Le débat existe depuis des années : le congé maternité devrait-il être allongé ? Si pour certaines personnes qui viennent d’accoucher, le fait de retourner travailler seulement quelques semaines après est un crève-cœur, pour d’autres, ce retour à l’activité peut être salutaire.
Mais, quand bien même le congé maternité a une durée relativement courte en France, faut-il vraiment le voir rallonger, comme le demande par exemple cette pétition désormais présente sur le site de l’Assemblée nationale ?
Allongement du congé maternité, pour quoi faire ?
En France actuellement, les personnes qui viennent d’accoucher et qui sont salariées retournent travailler deux mois et demi — soit 10 semaines — après la naissance de l’enfant. Cette période est en effet assez courte.
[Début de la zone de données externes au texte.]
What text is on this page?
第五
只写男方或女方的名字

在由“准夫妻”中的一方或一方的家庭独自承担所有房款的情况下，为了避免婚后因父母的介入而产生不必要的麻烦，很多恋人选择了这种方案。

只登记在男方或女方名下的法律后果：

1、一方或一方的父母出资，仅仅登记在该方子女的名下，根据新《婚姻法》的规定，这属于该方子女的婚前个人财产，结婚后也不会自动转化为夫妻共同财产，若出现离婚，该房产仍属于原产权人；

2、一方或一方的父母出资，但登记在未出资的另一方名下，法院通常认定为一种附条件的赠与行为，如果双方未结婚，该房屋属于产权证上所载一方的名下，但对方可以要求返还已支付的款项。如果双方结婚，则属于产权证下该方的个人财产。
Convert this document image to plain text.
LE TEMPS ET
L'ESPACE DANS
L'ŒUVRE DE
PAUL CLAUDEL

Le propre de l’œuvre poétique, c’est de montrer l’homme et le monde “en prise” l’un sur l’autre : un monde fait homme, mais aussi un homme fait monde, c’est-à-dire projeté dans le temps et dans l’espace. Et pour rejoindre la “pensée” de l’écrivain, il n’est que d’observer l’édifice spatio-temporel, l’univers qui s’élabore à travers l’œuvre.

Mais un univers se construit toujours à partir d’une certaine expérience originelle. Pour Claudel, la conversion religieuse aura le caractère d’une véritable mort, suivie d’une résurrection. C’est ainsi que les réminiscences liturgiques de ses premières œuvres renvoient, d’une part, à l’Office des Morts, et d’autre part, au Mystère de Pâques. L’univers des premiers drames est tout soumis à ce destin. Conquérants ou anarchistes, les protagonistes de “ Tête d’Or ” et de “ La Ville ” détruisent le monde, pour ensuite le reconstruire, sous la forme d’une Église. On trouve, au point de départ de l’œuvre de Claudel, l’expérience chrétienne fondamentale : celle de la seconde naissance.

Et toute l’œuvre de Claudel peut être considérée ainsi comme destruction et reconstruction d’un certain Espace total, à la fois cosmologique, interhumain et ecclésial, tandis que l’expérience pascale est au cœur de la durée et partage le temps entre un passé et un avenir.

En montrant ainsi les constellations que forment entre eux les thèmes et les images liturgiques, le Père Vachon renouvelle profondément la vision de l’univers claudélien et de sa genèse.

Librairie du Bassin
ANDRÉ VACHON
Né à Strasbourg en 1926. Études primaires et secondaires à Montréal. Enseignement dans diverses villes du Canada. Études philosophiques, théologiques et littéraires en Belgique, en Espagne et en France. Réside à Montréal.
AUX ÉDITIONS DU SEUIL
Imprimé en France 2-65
Notamment pour séparer le bébé de sa figure d’attachement, mais aussi parce que, si allaitement il y a, c’est généralement le moment où les choses se mettent en place et ou la fréquence des tétées atteint son rythme de croisière. Par ailleurs, au bout de 10 semaines, la mère est généralement encore épuisée, l’accouchement étant tout frais, sans compter le fait que le post-partum peut être très difficile à gérer.
Enfin, face à l’avalanche d’arguments complexant et culpabilisant à l’égard des mères qui retournent travailler, tels que « tu vas le laisser à une nounou/à la crèche si jeune ? » ou « tu n’as pas peur qu’il t’oublie ? » ainsi qu’ « un bébé a besoin de sa mère », nombreuses sont celles qui repartent bosser l’âme en peine et le cœur en miette.
En réalité, si la demande d’allonger le congé maternité peut partir d’une bonne intention, c’est surtout une fuite en avant qui ne ferait que renforcer les inégalités déjà existantes.
Ce n’est pas le congé maternité qu’il faut allonger
Dans un monde idéal dans lequel la société serait pensée différemment, le co-parent pourrait avoir un véritable congé allongé, ce qui serait en l’occurrence vraiment utile. Si le congé parental était correctement rémunéré, si de nouveaux modes de gardes étaient créés permettant une reprise sereine du travail, et que la mère n’était pas « obligée » de prendre un congé parental faute de place en crèche (ce qui se produit régulièrement), si la société dans son ensemble était mieux adaptée aux mères et aux parents, on n’en serait pas là.
Allonger le congé maternité pourrait être une bonne chose pour certaines, qui s’épanouissent dans ce rôle et l’embrassent pleinement. Pour d’autres en revanche, cela pourrait être un véritable gouffre psychologique. Ces dernières se retrouvant seules à la maison avec un bébé, la fatigue s’accumulant, aliénées par les tâches du quotidien et la charge mentale qui repose presque essentiellement sur les mères… N’oublions pas que le congé maternité n’a de « congé » que le nom, et n’oublions pas non plus que le suicide est la deuxième cause de mortalité des nouvelles mères en France.
Allongement du congé maternité, le débat est ailleurs
Le débat ne devrait pas, à l’heure actuelle, être celui de l’allongement du congé maternité, puisqu’il impliquerait qu’encore une fois, seules les mères sont en charge des enfants qui naissent, et qu’elles devraient avoir plus de temps pour les élever. Il est ailleurs : il faut une refonte du congé paternité et du congé parental, du congé qui se partage vraiment, qui est équitable et juste, pour que les femmes ne soient plus les seules cantonnées à la maison à la naissance de l’enfant. Il faut que les congés parentaux soient retravaillés complètement, pour qu’ils puissent s’adapter, avec flexibilité, aux besoins des parents.
Cette pétition qui demande l’allongement du congé maternité, bien que partant probablement d’une bonne intention, fait peser une pression supplémentaire sur les femmes, en voulant les enfermer des mois supplémentaires dans un rôle, une mission, qu’elles pourraient partager de façon égalitaire.
Les mères ne doivent plus être les seules à être responsables du foyer, il en va de leur santé mentale et physique. Dans une société que l’on sait patriarcale et qui doit changer, il est primordial que les relais leur étant proposés, par le co-parent ou la société, soient concrets et pérennes, et qu’une véritable refonte soit faite de toute urgence. Arrêtons de tout mettre sur le dos des mères, il n’y a plus de place.